6. A semiconductor memory apparatus as set forth in claim 5, wherein each of the transistors of said second transistor pair has a different emitter region area.

7. A semiconductor memory apparatus, having memory cells which are connected to first and second word lines, comprising:

first and second transistors, included in each of the memory cells, for supplying a hold current, each of said first and second transistors having an emitter region which determines said hold current, and said first and second transistors of each of the memory cells having emitter regions which have an area different from the area of the emitter regions of the first and second transistors of the other memory cells so that the hold currents of the memory cells are uniformly distributed, each of the memory cells further comprising:

first and second resistors operatively connected to the first word line, said first and second transistors each having a collector operatively connected to said first and second resistors, respectively, said first and second transistors each having an emitter which is commonly connected to the second word line, said first transistor having a base which is connected to the collector of said second transistor, and said second transistor having a base which is connected to the collector of said first transistor.

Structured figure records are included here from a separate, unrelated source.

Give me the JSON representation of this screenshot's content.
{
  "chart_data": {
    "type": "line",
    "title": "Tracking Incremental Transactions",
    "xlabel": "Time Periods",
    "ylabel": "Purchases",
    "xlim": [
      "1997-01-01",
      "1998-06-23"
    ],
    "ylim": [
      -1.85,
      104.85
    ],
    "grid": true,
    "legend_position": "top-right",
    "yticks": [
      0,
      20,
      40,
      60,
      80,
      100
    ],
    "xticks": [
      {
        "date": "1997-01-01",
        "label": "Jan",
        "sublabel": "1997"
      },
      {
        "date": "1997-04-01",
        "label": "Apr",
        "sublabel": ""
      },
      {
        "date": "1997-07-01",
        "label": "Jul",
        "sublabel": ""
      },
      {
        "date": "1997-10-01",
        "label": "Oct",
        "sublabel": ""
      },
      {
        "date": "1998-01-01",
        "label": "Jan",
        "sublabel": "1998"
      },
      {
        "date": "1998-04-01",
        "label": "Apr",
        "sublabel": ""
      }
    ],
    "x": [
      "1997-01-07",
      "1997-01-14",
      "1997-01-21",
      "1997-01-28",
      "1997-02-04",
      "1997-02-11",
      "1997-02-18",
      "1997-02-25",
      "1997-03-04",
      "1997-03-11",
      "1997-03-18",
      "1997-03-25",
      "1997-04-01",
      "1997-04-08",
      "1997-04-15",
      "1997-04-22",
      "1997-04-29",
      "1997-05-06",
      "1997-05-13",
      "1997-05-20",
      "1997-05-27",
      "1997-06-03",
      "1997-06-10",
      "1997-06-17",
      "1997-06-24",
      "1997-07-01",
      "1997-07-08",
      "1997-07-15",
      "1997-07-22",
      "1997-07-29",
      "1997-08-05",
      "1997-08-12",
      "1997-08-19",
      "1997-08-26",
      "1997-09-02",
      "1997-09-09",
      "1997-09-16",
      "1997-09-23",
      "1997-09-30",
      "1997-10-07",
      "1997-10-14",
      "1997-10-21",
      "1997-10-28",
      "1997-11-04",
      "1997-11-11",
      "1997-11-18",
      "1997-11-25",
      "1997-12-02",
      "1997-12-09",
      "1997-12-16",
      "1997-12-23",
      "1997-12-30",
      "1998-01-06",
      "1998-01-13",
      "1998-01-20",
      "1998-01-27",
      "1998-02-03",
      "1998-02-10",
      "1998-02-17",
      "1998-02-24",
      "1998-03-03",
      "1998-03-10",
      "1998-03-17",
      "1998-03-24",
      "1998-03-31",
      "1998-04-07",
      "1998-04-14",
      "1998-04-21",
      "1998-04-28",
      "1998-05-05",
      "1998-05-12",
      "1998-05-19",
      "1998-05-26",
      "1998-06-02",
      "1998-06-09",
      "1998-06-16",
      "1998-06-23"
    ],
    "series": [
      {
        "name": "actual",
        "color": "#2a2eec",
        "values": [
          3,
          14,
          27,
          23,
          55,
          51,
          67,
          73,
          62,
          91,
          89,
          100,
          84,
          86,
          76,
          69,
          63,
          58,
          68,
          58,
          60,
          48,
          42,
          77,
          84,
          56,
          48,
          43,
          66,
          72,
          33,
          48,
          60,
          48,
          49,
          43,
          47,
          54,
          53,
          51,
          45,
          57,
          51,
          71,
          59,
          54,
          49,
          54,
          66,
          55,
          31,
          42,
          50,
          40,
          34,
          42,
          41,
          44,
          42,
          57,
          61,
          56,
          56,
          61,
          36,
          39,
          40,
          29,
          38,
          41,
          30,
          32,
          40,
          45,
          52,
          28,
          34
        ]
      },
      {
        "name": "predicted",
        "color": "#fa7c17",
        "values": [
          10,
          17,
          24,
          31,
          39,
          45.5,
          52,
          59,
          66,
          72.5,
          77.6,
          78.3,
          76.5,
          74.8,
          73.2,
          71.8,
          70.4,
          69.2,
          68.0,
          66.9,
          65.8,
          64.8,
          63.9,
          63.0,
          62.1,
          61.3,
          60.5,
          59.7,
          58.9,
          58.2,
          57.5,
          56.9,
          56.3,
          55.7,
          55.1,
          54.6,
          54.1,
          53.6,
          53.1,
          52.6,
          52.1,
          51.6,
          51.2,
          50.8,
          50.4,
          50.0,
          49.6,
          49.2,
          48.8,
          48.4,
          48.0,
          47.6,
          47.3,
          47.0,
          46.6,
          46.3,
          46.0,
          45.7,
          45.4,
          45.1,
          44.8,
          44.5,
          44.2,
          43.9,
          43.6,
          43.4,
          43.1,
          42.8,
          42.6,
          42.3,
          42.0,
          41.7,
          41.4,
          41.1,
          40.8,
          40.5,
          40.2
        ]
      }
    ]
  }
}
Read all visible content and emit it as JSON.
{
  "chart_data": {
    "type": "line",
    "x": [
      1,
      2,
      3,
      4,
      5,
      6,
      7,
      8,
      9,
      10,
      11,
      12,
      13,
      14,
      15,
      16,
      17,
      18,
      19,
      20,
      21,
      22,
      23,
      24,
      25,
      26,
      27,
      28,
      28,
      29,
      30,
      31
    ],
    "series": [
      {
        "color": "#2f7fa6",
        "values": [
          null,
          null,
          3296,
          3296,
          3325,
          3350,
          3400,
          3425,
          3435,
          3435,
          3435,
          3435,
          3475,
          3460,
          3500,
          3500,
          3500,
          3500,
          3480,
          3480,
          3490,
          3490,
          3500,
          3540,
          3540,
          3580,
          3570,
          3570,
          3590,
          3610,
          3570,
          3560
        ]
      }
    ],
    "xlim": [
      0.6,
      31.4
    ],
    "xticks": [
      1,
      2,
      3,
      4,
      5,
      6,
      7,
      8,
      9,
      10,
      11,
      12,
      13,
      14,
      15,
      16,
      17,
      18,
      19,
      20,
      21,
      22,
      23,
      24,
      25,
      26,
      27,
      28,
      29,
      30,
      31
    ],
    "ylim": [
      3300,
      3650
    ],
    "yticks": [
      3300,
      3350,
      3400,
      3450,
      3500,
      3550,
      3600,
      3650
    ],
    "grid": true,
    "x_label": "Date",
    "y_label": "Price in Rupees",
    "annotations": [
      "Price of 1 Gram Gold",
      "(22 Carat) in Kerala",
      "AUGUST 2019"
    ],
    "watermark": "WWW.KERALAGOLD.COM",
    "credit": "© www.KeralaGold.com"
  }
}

8. A semiconductor memory apparatus, having memory cells which are connected to first and second word lines, comprising:

first and second transistors, included in each of the memory cells, for supplying a hold current, each of said first and second transistors having an emitter region which determines said hold current, and said first and second transistors of each of the memory cells having emitter regions which have an area different from the area of the emitter regions of the first and second transistors of the other memory cells so that the hold currents of the memory cells are uniformly distributed, each of the memory cells being formed by integrated injection logic and comprising said first and second transistors, wherein said first and second transistors are of a first conductivity type and have a common emitter forming an injector connected to the first word line, and third and fourth transistors of a second conductivity type each of which has a collector connected to a collector of said first and second transistors, said third transistor having a base which is connected to said collector of said fourth transistor, said fourth transistor having a base which is connected to said collector of said third transistor, and said first and second transistors having bases which are connected to the emitter of said third and fourth transistors and to the second word line.